The Garratyverse

The Music of Memory: Why These Four Pieces Score the Garratyverse

Every story has a soundtrack, even if it never plays out loud. Some pieces don’t just accompany a narrative — they reveal its emotional architecture. As I’ve been revisiting Reunion, Reunion: Coda, and Comings and Goings, I’ve realized that four very different pieces of music map uncannily onto the emotional lives of the characters who inhabit them.

They aren’t background cues. They’re emotional mirrors.

Reunion — Walton’s “The Death of Falstaff”

Sir William Walton’s elegy is all restraint and tenderness — grief expressed in a whisper rather than a wail. It’s the sound of something slipping away before anyone can name it.

That’s the emotional core of Reunion.

Jim’s return home is steeped in the weight of what he didn’t say, what he didn’t understand, and what he can never get back. Marty’s absence becomes a presence. The novella moves with the same quiet dignity as Walton’s music: reflective, aching, and honest. It’s not tragedy; it’s inevitability.
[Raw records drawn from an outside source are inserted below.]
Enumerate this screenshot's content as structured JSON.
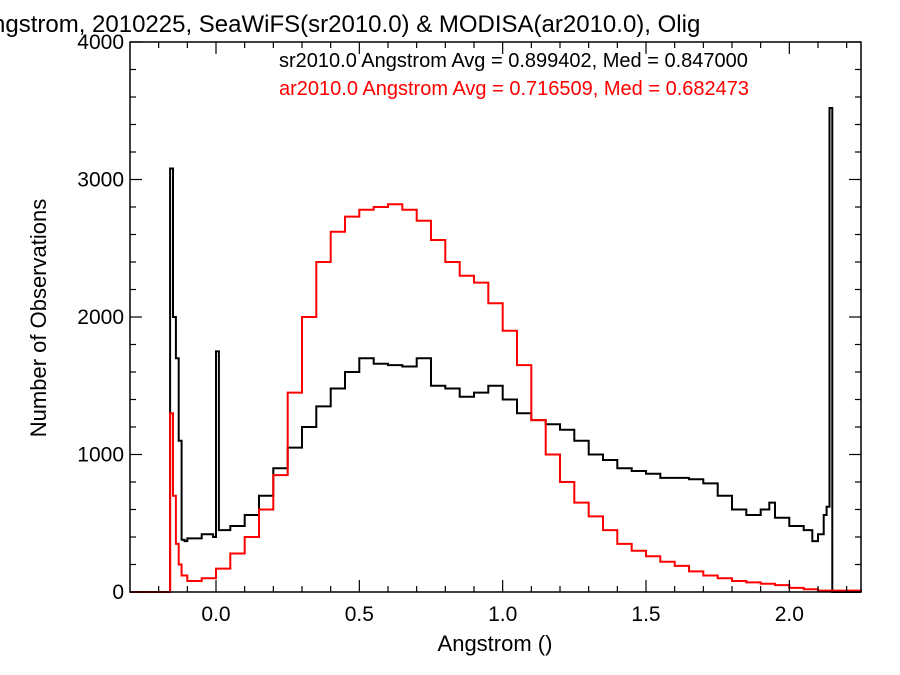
{
  "chart_data": {
    "type": "line",
    "title": "ngstrom, 2010225, SeaWiFS(sr2010.0) & MODISA(ar2010.0), Olig",
    "xlabel": "Angstrom ()",
    "ylabel": "Number of Observations",
    "xlim": [
      -0.3,
      2.25
    ],
    "ylim": [
      0,
      4000
    ],
    "x_ticks": [
      0.0,
      0.5,
      1.0,
      1.5,
      2.0
    ],
    "x_tick_labels": [
      "0.0",
      "0.5",
      "1.0",
      "1.5",
      "2.0"
    ],
    "y_ticks": [
      0,
      1000,
      2000,
      3000,
      4000
    ],
    "y_tick_labels": [
      "0",
      "1000",
      "2000",
      "3000",
      "4000"
    ],
    "grid": false,
    "step_style": "histogram",
    "annotations": [
      {
        "text": "sr2010.0 Angstrom Avg = 0.899402, Med = 0.847000",
        "color": "#000000"
      },
      {
        "text": "ar2010.0 Angstrom Avg = 0.716509, Med = 0.682473",
        "color": "#ff0000"
      }
    ],
    "series": [
      {
        "color": "#000000",
        "x": [
          -0.3,
          -0.16,
          -0.15,
          -0.14,
          -0.13,
          -0.12,
          -0.11,
          -0.1,
          -0.05,
          -0.01,
          0.0,
          0.01,
          0.05,
          0.1,
          0.15,
          0.2,
          0.25,
          0.3,
          0.35,
          0.4,
          0.45,
          0.5,
          0.55,
          0.6,
          0.65,
          0.7,
          0.75,
          0.8,
          0.85,
          0.9,
          0.95,
          1.0,
          1.05,
          1.1,
          1.15,
          1.2,
          1.25,
          1.3,
          1.35,
          1.4,
          1.45,
          1.5,
          1.55,
          1.6,
          1.65,
          1.7,
          1.75,
          1.8,
          1.85,
          1.9,
          1.93,
          1.95,
          2.0,
          2.05,
          2.08,
          2.1,
          2.12,
          2.13,
          2.14,
          2.15,
          2.25
        ],
        "y": [
          0,
          3080,
          2000,
          1700,
          1100,
          380,
          370,
          390,
          420,
          400,
          1750,
          450,
          480,
          560,
          700,
          900,
          1050,
          1200,
          1350,
          1480,
          1600,
          1700,
          1660,
          1650,
          1640,
          1700,
          1500,
          1480,
          1420,
          1450,
          1500,
          1400,
          1300,
          1250,
          1220,
          1180,
          1100,
          1000,
          960,
          900,
          880,
          860,
          830,
          830,
          820,
          790,
          700,
          600,
          560,
          600,
          650,
          540,
          480,
          450,
          370,
          420,
          560,
          620,
          3520,
          0,
          0
        ]
      },
      {
        "color": "#ff0000",
        "x": [
          -0.3,
          -0.16,
          -0.15,
          -0.14,
          -0.13,
          -0.12,
          -0.1,
          -0.05,
          0.0,
          0.05,
          0.1,
          0.15,
          0.2,
          0.25,
          0.3,
          0.35,
          0.4,
          0.45,
          0.5,
          0.55,
          0.6,
          0.65,
          0.7,
          0.75,
          0.8,
          0.85,
          0.9,
          0.95,
          1.0,
          1.05,
          1.1,
          1.15,
          1.2,
          1.25,
          1.3,
          1.35,
          1.4,
          1.45,
          1.5,
          1.55,
          1.6,
          1.65,
          1.7,
          1.75,
          1.8,
          1.85,
          1.9,
          1.95,
          2.0,
          2.05,
          2.1,
          2.25
        ],
        "y": [
          0,
          1300,
          700,
          350,
          200,
          120,
          80,
          100,
          170,
          280,
          400,
          600,
          850,
          1450,
          2000,
          2400,
          2620,
          2730,
          2780,
          2800,
          2820,
          2780,
          2700,
          2560,
          2400,
          2300,
          2250,
          2100,
          1900,
          1650,
          1250,
          1000,
          800,
          650,
          550,
          450,
          350,
          300,
          260,
          220,
          190,
          150,
          120,
          100,
          80,
          70,
          60,
          50,
          30,
          20,
          10,
          0
        ]
      }
    ]
  }
}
Reunion: Coda — “All the Things You Are”

If Reunion is an elegy, Coda is a warm exhale.

“All the Things You Are” is harmonically rich, full of yearning that resolves into something tender and hopeful. It’s a love song that understands time — longing, fulfillment, and the courage to step into something new.
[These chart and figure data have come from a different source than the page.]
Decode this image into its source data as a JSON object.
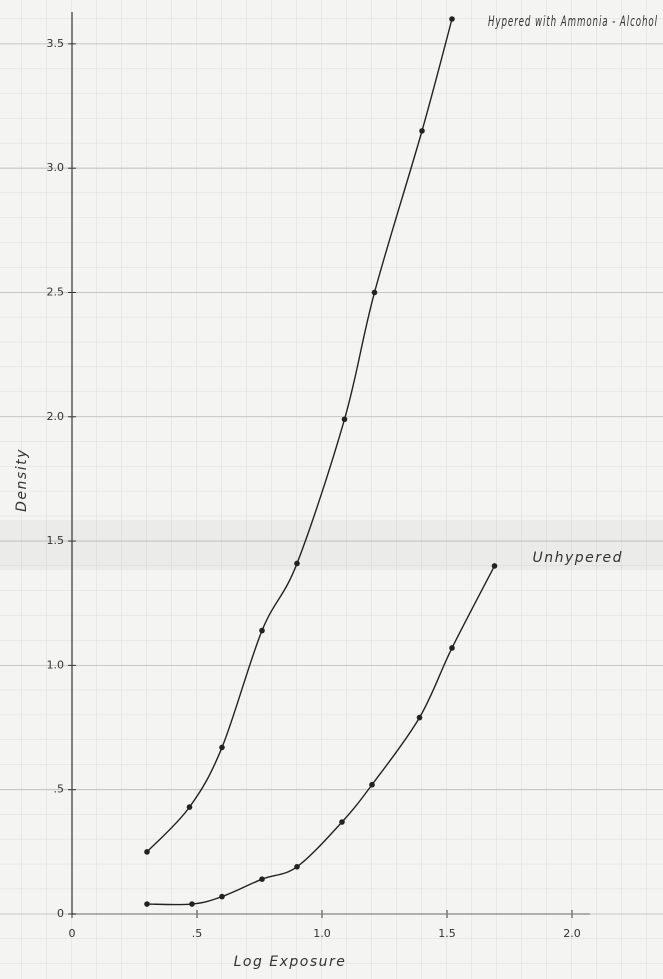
{
  "chart_data": {
    "type": "line",
    "x_label": "Log Exposure",
    "y_label": "Density",
    "xlim": [
      0,
      2.0
    ],
    "ylim": [
      0,
      3.6
    ],
    "xticks": [
      0,
      {
        "value": 0.5,
        "label": ".5"
      },
      {
        "value": 1.0,
        "label": "1.0"
      },
      1.5,
      {
        "value": 2.0,
        "label": "2.0"
      }
    ],
    "yticks": [
      0,
      {
        "value": 0.5,
        "label": ".5"
      },
      {
        "value": 1.0,
        "label": "1.0"
      },
      1.5,
      {
        "value": 2.0,
        "label": "2.0"
      },
      2.5,
      {
        "value": 3.0,
        "label": "3.0"
      },
      3.5
    ],
    "grid": true,
    "series": [
      {
        "name": "Hypered with Ammonia - Alcohol",
        "color": "#222222",
        "x": [
          0.3,
          0.47,
          0.6,
          0.76,
          0.9,
          1.09,
          1.21,
          1.4,
          1.52
        ],
        "values": [
          0.25,
          0.43,
          0.67,
          1.14,
          1.41,
          1.99,
          2.5,
          3.15,
          3.6
        ]
      },
      {
        "name": "Unhypered",
        "color": "#222222",
        "x": [
          0.3,
          0.48,
          0.6,
          0.76,
          0.9,
          1.08,
          1.2,
          1.39,
          1.52,
          1.69
        ],
        "values": [
          0.04,
          0.04,
          0.07,
          0.14,
          0.19,
          0.37,
          0.52,
          0.79,
          1.07,
          1.4
        ]
      }
    ]
  }
}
That’s Jim and Maddie’s story.
It’s about choosing connection over nostalgia, presence over regret.
It’s about love that doesn’t erase the past but transforms it.

The melody finally resolves, and so does Jim.
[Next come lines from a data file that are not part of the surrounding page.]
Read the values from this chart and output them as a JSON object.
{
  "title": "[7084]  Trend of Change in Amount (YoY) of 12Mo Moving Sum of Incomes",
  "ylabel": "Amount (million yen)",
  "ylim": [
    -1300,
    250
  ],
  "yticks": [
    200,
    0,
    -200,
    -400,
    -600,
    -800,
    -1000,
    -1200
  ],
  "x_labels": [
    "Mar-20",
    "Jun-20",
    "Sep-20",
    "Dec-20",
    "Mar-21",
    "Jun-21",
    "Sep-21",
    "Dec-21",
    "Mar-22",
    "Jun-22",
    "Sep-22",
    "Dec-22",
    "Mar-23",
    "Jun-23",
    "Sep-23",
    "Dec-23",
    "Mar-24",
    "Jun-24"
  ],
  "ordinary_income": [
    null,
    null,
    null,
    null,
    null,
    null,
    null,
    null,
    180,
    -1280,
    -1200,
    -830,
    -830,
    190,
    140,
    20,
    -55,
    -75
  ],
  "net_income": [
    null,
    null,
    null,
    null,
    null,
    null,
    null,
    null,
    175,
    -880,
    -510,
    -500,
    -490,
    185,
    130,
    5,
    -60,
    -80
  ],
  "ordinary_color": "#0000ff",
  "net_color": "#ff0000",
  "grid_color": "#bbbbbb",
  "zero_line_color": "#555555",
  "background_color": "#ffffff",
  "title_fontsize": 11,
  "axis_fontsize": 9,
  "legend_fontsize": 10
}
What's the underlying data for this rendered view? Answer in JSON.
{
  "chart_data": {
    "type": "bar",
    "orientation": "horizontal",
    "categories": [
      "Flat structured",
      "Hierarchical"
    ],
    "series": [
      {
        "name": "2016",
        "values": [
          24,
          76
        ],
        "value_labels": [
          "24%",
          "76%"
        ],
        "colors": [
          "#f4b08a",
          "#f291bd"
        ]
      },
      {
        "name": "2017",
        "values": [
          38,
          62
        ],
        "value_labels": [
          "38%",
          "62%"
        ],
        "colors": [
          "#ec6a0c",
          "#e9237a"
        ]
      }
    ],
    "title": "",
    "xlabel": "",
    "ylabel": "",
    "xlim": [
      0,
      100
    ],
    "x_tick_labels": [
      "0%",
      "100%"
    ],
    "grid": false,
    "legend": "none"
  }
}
Comings and Goings — “This Night”

(C) 2025 Alex Diaz-Granados

Billy Joel’s “This Night,” built on Beethoven’s Pathétique, lives in two emotional worlds at once: nostalgia and forward motion. It’s a song about the nights that change you, the people who leave fingerprints on your life, and the bittersweetness of being seen.

That duality is the heartbeat of Comings and Goings.

The story is about arrivals and departures — literal and emotional. It’s about the quiet moments that shape a life more than any grand event. It’s about the way Jim carries his past with him, not as a burden but as a map.

Marty’s Theme — “Forgotten Dreams”

Marty
Marty

And then there’s Marty.

Leroy Anderson’s “Forgotten Dreams” is a wistful miniature — tender, nostalgic, glowing with the warmth of a memory you can’t quite hold. It’s not tragic. It’s not grand. It’s the sound of a moment that mattered deeply and quietly.

That’s Marty’s presence across all three stories.

She’s the lost possibility that shaped Jim’s emotional life.
She’s the unfinished melody that still hums beneath the surface.
She’s the reason he grows, regrets, and ultimately learns to love better.

“Forgotten Dreams” doesn’t overwhelm the narrative — it haunts it gently. Just as she does.


A Four‑Piece Emotional Score

Taken together, these pieces form a musical arc that mirrors Jim Garraty’s journey:

  • Elegy (Death of Falstaff)
  • Renewal (All the Things You Are)
  • Continuity (This Night)
  • Memory (Forgotten Dreams)

It’s a progression from grief to love to understanding — from silence to song.

And maybe that’s the real soundtrack of the Garratyverse: not the music the characters hear, but the music their stories remember.